When a person sacrifices a lucrative career to work with homeless people, for example, they are lauded as a selfless humanitarian, moving beyond mere mercenary motivation.
When a women sacrifices some aspects of career development to spend time nurturing her own children, she is regarded as a combination of victim and traitor to the feminist cause.
Many women actually would like to work less and spend more time at home with the kids, but politicians are only interested in helping women to work more.
Why do feminists seem so intent on making women the same as men?
Selective statistics were quoted
Sir, – I am writing in response to MSP Jenny Gilruth’s comments in your article, Lack of female heads is a concern for MSP (August 19).
Statistics presented in a particular way can prove (or disprove) just about anything and it is disappointing that Jenny Gilruth has chosen to go down that route so early in her parliamentary career.
Under the previous administration of Fife Council, led by Ms Gilruth’s party, the SNP, the five executive directors were all male. In the four years of the current administration, there are now two male and two female executive directors (one post has been deleted).
Under the previous administration the three most senior posts in education were all filled by males.
Currently there are fours heads of education at Fife Council; two male and two female.
Sitting below the heads of service are education officers, where we would expect to draw our future heads of service.
Fife Council has significantly more female than male education officers.
There have been seven appointments of secondary headteachers in the last four years, three of those have been female.
Equally important, the number of women who have been promoted to deputy head and principal teacher positions, again, where we would expect to draw our future headteachers from, has risen significantly.
Of course, we have some way to go but I’m sure any objective reader would agree that significant progress has been made, particularly in relation to the previous SNP-led administration.
It was disappointing that Ms Gilruth, rather than digging into the facts a little more carefully, chose to attack Fife Council.
Fife Council education spokesperson,
49 South Road,
Kezia Dugdale making same mistakes
Sir, – Labour’s Scottish branch manager Kezia Dugdale’s intervention in the UK Labour leadership election is a massive joke.
Ms Dugdale ludicrously claimed that because she had been in charge of the disastrous 2016 defeat then this gave her some special knowledge that Mr Corbyn didn’t possess.
This was beyond parody.

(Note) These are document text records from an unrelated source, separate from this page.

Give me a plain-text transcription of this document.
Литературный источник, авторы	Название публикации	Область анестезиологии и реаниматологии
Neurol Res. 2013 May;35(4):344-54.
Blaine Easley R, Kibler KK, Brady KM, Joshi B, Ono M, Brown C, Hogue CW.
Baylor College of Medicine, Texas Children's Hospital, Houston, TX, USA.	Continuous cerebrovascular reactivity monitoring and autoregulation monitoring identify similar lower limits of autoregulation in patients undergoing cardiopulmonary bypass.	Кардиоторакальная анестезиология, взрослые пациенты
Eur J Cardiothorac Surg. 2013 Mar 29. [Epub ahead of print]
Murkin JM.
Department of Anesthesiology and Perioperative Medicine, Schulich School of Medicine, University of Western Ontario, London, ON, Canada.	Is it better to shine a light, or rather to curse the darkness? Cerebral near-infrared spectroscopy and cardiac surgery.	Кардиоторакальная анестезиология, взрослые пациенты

Ms Dugdale is a Blairite hack who is a fully paid-up supporter of neoliberal austerity, war, surveillance and nuclear weapons.
Einstein said insanity was doing the same thing and expecting different results. Ms Dugdale clearly thinks fighting another election on a failed austerity-lite manifesto is a mistake worth repeating.
2 Gillespie Terrace,
Police Scotland should be secular
Sir, – I’m disappointed that the Police Scotland uniform is to include the Muslim hijab. Scotland’s police service should be strictly secular. That this appears to be done in the name of diversity is worrying.

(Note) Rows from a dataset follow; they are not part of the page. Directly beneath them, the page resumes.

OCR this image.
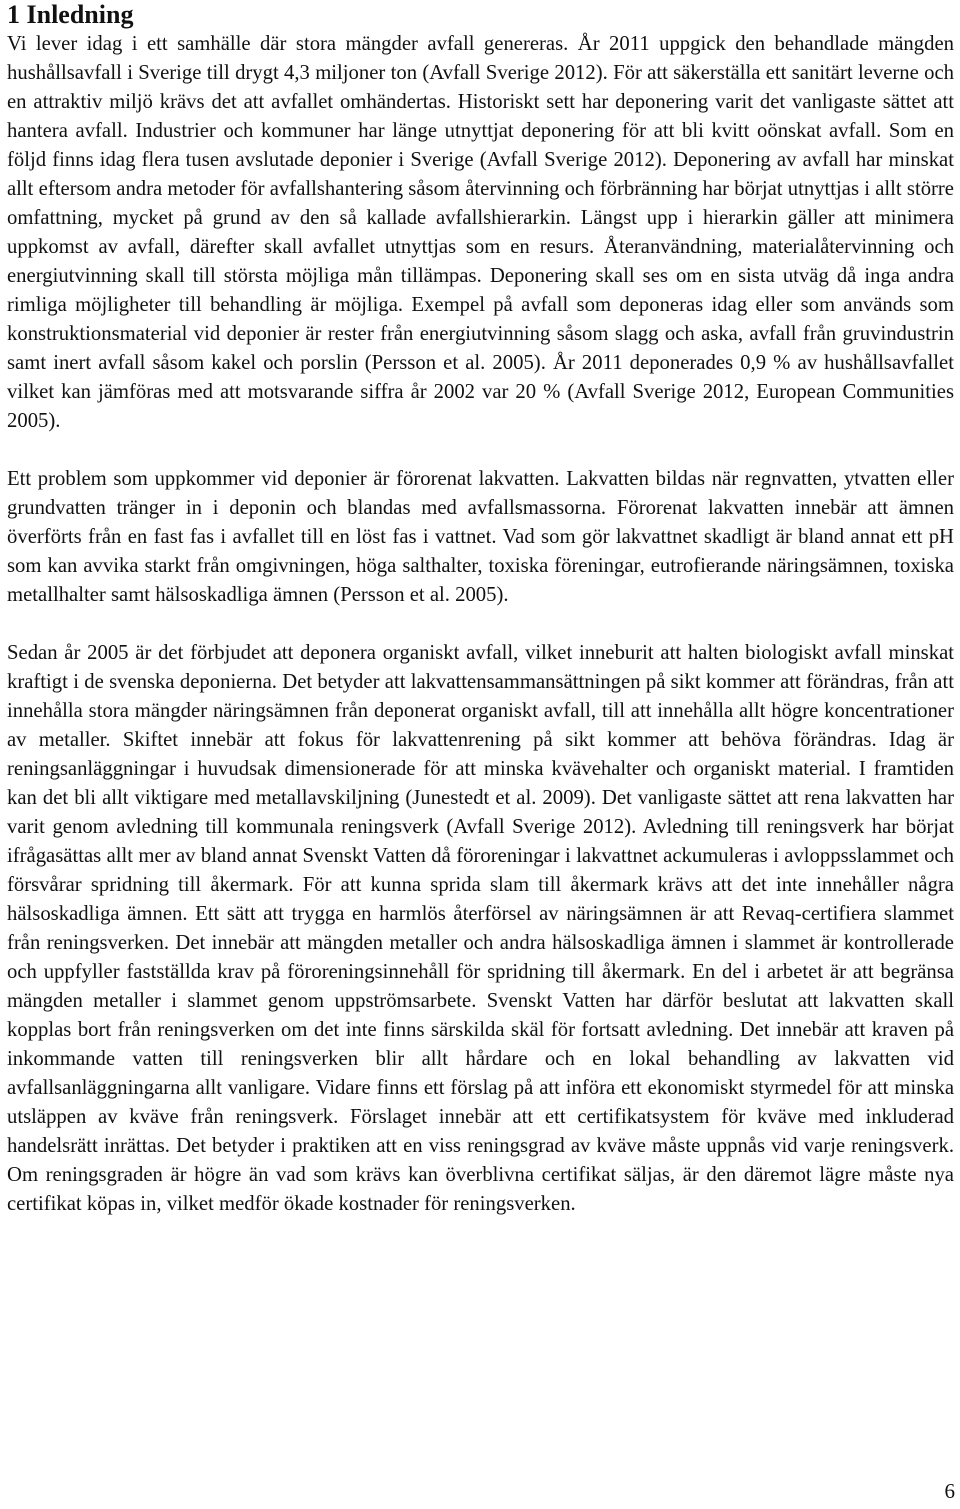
1 Inledning

Vi lever idag i ett samhälle där stora mängder avfall genereras. År 2011 uppgick den behandlade mängden hushållsavfall i Sverige till drygt 4,3 miljoner ton (Avfall Sverige 2012). För att säkerställa ett sanitärt leverne och en attraktiv miljö krävs det att avfallet omhändertas. Historiskt sett har deponering varit det vanligaste sättet att hantera avfall. Industrier och kommuner har länge utnyttjat deponering för att bli kvitt oönskat avfall. Som en följd finns idag flera tusen avslutade deponier i Sverige (Avfall Sverige 2012). Deponering av avfall har minskat allt eftersom andra metoder för avfallshantering såsom återvinning och förbränning har börjat utnyttjas i allt större omfattning, mycket på grund av den så kallade avfallshierarkin. Längst upp i hierarkin gäller att minimera uppkomst av avfall, därefter skall avfallet utnyttjas som en resurs. Återanvändning, materialåtervinning och energiutvinning skall till största möjliga mån tillämpas. Deponering skall ses om en sista utväg då inga andra rimliga möjligheter till behandling är möjliga. Exempel på avfall som deponeras idag eller som används som konstruktionsmaterial vid deponier är rester från energiutvinning såsom slagg och aska, avfall från gruvindustrin samt inert avfall såsom kakel och porslin (Persson et al. 2005). År 2011 deponerades 0,9 % av hushållsavfallet vilket kan jämföras med att motsvarande siffra år 2002 var 20 % (Avfall Sverige 2012, European Communities 2005).

Ett problem som uppkommer vid deponier är förorenat lakvatten. Lakvatten bildas när regnvatten, ytvatten eller grundvatten tränger in i deponin och blandas med avfallsmassorna. Förorenat lakvatten innebär att ämnen överförts från en fast fas i avfallet till en löst fas i vattnet. Vad som gör lakvattnet skadligt är bland annat ett pH som kan avvika starkt från omgivningen, höga salthalter, toxiska föreningar, eutrofierande näringsämnen, toxiska metallhalter samt hälsoskadliga ämnen (Persson et al. 2005).

Sedan år 2005 är det förbjudet att deponera organiskt avfall, vilket inneburit att halten biologiskt avfall minskat kraftigt i de svenska deponierna. Det betyder att lakvattensammansättningen på sikt kommer att förändras, från att innehålla stora mängder näringsämnen från deponerat organiskt avfall, till att innehålla allt högre koncentrationer av metaller. Skiftet innebär att fokus för lakvattenrening på sikt kommer att behöva förändras. Idag är reningsanläggningar i huvudsak dimensionerade för att minska kvävehalter och organiskt material. I framtiden kan det bli allt viktigare med metallavskiljning (Junestedt et al. 2009). Det vanligaste sättet att rena lakvatten har varit genom avledning till kommunala reningsverk (Avfall Sverige 2012). Avledning till reningsverk har börjat ifrågasättas allt mer av bland annat Svenskt Vatten då föroreningar i lakvattnet ackumuleras i avloppsslammet och försvårar spridning till åkermark. För att kunna sprida slam till åkermark krävs att det inte innehåller några hälsoskadliga ämnen. Ett sätt att trygga en harmlös återförsel av näringsämnen är att Revaq-certifiera slammet från reningsverken. Det innebär att mängden metaller och andra hälsoskadliga ämnen i slammet är kontrollerade och uppfyller fastställda krav på föroreningsinnehåll för spridning till åkermark. En del i arbetet är att begränsa mängden metaller i slammet genom uppströmsarbete. Svenskt Vatten har därför beslutat att lakvatten skall kopplas bort från reningsverken om det inte finns särskilda skäl för fortsatt avledning. Det innebär att kraven på inkommande vatten till reningsverken blir allt hårdare och en lokal behandling av lakvatten vid avfallsanläggningarna allt vanligare. Vidare finns ett förslag på att införa ett ekonomiskt styrmedel för att minska utsläppen av kväve från reningsverk. Förslaget innebär att ett certifikatsystem för kväve med inkluderad handelsrätt inrättas. Det betyder i praktiken att en viss reningsgrad av kväve måste uppnås vid varje reningsverk. Om reningsgraden är högre än vad som krävs kan överblivna certifikat säljas, är den däremot lägre måste nya certifikat köpas in, vilket medför ökade kostnader för reningsverken.

6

Of the six Muslim police officers working in Police Scotland, none of them wears the hijab either on or off duty.
Scottish Police Muslim Association chairman Fahad Bashir told the BBC he is delighted Police Scotland is taking steps to ensure the organisation is seen to be inclusive and represents the diverse communities it serves across Scotland.
I agree. But does he think LGBT people will be welcoming officers who publicly wear their religious affiliation on their heads, a religion that is diametrically opposed to their lifestyle?
The same might apply to pious Hindus, Buddhists or Christians who might prefer religious affiliations to be set aside in any delicate discussions with police.
58a Broughton Street,
Clark Cross’s narrow view of energy future
Sir, – I would encourage your correspondent Clark Cross to broaden his outlook.
He has a romantic attachment to fossil fuels and the only harm in that is it blinds him to the renewable revolution taking place in Scotland.
I would urge him to research the developments in the Pentland Firth and off Peterhead so he is not locked into the past.